Supponiamo che tu sia l'azienda produttrice di dolciumi e sai che il mese prossimo ti serviranno 100.000 kg di cacao per produrre tutte le tavolette di cioccolato. Finora il raccolto di fave di cacao è andato bene, la stagione è stata molto piovosa; quindi gli agricoltori probabilmente ne venderanno in grandi quantità, che a sua volta garantirebbe prezzi inferiori a quelli attuali. D’altro canto, però, le piogge continuano senza sosta e si teme che le alluvioni distruggano parte del raccolto, che farebbe innalzare i prezzi del cacao. A prescindere, dato che preferisci non rischiare, acquisti un future col quale puoi comprare 100.000 kg di cacao a un prezzo leggermente più elevato rispetto a quello attuale. Così sai esattamente quali saranno le tue spese il mese prossimo e l’agricoltore sa che riuscirà a ottenere un buon prezzo per le sue fave di cacao, anche se ne ha a iosa da vendere.

N.B.: dato che il prezzo del bene scambiabile dipende dal valore di qualcos’altro (come abbiamo visto nell'esempio del cacao), il contratto si definisce derivato.

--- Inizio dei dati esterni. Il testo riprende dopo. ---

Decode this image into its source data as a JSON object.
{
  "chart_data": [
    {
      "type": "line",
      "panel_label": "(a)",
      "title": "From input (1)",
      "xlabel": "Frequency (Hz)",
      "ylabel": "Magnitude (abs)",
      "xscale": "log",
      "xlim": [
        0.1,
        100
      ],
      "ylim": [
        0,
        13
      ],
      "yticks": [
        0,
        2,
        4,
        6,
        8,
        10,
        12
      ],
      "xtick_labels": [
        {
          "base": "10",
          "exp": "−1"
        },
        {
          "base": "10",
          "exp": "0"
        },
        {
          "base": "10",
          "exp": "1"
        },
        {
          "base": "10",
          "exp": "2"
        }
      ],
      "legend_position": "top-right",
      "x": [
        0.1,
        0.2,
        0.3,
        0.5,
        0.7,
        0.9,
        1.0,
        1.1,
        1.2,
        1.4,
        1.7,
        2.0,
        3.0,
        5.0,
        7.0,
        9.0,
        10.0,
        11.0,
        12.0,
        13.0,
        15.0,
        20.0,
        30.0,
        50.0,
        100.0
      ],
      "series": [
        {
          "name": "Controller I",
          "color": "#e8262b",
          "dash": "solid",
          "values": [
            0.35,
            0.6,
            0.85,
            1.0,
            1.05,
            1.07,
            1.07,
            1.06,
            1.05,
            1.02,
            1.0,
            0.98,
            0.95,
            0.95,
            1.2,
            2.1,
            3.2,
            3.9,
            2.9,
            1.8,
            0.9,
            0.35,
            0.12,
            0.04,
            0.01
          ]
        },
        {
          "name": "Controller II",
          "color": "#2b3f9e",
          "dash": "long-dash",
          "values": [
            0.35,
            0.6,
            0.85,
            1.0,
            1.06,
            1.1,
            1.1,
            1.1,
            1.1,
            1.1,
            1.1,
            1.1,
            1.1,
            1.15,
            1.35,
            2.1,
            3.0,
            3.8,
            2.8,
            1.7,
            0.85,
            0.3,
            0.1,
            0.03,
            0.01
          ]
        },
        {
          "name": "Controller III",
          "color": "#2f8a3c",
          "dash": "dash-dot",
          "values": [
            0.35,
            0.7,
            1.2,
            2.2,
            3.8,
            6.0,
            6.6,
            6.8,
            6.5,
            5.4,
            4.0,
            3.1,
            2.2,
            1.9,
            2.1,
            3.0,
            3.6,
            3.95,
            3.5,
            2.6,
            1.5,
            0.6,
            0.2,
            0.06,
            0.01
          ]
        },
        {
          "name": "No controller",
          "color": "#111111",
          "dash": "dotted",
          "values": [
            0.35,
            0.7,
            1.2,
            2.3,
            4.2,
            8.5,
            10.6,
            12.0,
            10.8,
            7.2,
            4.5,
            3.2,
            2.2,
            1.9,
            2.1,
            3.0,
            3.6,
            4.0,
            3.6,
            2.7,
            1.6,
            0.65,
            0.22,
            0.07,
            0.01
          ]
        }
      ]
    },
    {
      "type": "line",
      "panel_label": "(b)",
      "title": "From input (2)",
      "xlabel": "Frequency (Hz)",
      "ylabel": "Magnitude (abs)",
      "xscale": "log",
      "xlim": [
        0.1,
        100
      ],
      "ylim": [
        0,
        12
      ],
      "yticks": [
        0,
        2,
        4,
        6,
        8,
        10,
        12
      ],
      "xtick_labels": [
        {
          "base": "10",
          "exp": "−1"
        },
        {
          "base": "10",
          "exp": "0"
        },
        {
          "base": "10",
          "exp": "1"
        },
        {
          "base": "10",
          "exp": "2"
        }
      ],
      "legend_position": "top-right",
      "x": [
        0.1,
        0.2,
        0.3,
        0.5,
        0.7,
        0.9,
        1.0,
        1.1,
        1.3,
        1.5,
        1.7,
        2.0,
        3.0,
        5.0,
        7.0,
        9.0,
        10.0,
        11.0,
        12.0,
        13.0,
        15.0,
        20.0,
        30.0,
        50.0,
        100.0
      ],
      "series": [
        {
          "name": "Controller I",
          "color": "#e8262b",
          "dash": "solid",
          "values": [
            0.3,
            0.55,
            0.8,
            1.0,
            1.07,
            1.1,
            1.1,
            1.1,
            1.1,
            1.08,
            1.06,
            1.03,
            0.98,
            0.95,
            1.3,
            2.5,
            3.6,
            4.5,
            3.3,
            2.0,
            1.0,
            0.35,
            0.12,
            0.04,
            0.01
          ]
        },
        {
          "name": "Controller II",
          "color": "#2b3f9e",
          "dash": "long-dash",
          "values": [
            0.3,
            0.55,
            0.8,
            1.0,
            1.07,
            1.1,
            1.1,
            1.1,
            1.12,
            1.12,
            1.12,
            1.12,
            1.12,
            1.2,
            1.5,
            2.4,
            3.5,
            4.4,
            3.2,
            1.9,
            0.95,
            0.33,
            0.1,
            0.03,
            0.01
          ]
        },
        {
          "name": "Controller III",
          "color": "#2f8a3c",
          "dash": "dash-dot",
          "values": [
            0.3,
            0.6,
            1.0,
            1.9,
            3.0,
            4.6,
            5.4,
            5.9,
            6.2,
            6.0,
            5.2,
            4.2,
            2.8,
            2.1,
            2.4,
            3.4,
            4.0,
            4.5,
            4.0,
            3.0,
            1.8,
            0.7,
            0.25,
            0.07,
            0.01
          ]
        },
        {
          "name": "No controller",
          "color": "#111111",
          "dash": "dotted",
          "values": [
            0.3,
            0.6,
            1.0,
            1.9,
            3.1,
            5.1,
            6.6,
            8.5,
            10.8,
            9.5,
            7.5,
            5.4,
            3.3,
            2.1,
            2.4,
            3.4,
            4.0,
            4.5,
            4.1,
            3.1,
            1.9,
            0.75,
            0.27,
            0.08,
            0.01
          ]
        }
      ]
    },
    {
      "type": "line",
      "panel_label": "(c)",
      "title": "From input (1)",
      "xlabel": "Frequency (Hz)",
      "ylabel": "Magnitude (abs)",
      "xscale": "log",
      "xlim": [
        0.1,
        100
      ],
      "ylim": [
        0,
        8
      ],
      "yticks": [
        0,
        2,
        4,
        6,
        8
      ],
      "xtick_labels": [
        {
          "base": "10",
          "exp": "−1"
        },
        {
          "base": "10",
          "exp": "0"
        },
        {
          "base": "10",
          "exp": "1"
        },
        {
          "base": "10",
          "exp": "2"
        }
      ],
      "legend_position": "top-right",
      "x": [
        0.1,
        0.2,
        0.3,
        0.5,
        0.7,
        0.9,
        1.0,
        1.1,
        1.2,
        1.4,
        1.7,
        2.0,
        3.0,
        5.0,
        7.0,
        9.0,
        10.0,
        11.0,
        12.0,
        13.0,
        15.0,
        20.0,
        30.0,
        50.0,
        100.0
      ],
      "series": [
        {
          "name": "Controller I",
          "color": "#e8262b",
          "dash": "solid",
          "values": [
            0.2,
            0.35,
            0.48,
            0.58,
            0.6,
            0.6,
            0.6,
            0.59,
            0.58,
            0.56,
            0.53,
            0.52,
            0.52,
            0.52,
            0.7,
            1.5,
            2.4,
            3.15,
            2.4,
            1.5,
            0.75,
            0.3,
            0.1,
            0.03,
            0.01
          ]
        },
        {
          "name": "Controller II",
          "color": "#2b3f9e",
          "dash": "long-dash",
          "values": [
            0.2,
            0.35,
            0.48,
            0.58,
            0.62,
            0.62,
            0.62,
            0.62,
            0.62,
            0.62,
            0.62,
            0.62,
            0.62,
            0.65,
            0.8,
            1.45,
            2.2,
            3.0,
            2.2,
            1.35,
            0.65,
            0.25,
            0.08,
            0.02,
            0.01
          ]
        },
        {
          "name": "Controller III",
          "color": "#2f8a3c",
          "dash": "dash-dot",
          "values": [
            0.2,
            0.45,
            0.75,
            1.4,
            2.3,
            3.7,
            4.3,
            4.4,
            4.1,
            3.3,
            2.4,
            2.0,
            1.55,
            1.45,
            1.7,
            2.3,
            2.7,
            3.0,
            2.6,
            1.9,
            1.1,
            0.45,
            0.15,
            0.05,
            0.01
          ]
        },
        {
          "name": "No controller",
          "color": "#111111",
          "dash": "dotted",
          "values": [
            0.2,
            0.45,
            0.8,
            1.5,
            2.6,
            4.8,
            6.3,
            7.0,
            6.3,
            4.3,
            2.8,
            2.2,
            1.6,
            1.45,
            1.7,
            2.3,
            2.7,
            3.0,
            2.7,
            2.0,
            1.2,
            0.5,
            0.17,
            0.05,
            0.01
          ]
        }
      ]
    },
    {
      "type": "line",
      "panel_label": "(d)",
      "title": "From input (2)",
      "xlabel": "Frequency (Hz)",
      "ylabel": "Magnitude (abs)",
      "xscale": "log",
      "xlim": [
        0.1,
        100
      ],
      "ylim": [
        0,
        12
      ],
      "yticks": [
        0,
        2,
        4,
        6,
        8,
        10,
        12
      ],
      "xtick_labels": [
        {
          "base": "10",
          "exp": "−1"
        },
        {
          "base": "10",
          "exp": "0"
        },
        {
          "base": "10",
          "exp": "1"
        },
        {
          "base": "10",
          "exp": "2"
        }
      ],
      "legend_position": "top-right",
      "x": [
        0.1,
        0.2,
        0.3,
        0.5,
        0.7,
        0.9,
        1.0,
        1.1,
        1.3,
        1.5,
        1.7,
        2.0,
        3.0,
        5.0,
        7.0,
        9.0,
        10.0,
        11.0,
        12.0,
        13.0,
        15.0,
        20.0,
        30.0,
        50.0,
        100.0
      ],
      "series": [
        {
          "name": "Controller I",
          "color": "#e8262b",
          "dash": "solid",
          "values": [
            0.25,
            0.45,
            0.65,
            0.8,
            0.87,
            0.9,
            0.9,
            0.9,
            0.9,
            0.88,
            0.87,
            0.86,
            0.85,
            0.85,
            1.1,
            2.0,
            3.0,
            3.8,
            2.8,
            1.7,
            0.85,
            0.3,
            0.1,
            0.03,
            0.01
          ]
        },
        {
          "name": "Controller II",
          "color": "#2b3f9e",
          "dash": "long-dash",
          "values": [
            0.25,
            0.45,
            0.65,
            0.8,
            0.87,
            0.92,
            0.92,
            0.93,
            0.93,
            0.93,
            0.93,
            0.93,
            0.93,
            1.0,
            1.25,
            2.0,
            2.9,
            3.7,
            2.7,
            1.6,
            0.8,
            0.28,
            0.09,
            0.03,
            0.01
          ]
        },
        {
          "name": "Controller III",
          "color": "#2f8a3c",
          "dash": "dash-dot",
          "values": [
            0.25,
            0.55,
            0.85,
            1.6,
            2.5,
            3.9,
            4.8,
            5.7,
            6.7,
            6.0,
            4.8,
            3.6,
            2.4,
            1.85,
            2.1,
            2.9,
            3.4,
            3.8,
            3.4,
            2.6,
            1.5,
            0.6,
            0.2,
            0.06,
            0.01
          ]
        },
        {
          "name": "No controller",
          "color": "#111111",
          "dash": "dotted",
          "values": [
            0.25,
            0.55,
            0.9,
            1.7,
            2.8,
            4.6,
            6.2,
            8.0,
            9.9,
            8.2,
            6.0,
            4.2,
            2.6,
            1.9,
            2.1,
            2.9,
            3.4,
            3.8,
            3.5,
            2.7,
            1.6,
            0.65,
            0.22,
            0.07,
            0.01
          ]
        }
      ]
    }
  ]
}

Per questo il prezzo della tavoletta di cioccolato resta pressoché invariato: spesso le aziende produttrici si accaparrano le materie prime con largo anticipo così da programmare le spese e correggere i prezzi al dettaglio soltanto se necessario.

 

L’importanza degli investimenti

I future si concludono in due modi: con la consegna fisica del bene sottostante oppure con la liquidazione per cash settlement (calcolandone il controvalore monetario). La consegna fisica si spiega da sola: a fronte dell’acquisto di un contratto per la consegna di 100.000 kg di cacao da qui a un mese, un mese dopo ti saranno recapitati i 100.000 kg di fave di cacao.

E se non li volessi tutti questi chili di fave di cacao? Se, per dire, prevedi che il prezzo aumenterà, puoi decidere di acquistare un contratto future a un prezzo irrisorio e guadagnarci rivendendolo non appena il prezzo torna a salire. In pratica, rivendi il cacao dopo che ti è stato consegnato. Non è affatto semplice, però, e il trasporto e lo stoccaggio del bene complicano ulteriormente le cose. Un’altra opzione è la liquidazione per cash settlement, dove ricevi la differenza tra il prezzo d’acquisto e quello attuale. Se il prezzo cala, corrispondi la differenza all’operatore che vende il future, mentre in caso contrario è l’operatore a versarla a te.

È qui che torna in ballo il discorso iniziale, quando dicevo che la finanza permea qualsiasi ambito. Stando alle stime, infatti, i future si concludono con la consegna fisica soltanto nel 3% dei casi. In realtà, la liquidazione per cash settlement è l’opzione più gettonata perché consente un passaggio di mano del contratto future tra chi investe e chi specula, quindi i future diventano come qualsiasi azione o criptovaluta.

Questa serie di negoziazioni, tuttavia, rischia di influire sul prezzo effettivo delle materie prime. Il tempo atmosferico, l’abbondanza di colture e i fattori reali sono importantissimi, ovvio, ma non spiegano tutte le oscillazioni dei prezzi.

La prossima volta che il prezzo delle tavolette di cioccolato aumenterà, pertanto, potrai tranquillamente dare la colpa a chi specula in borsa.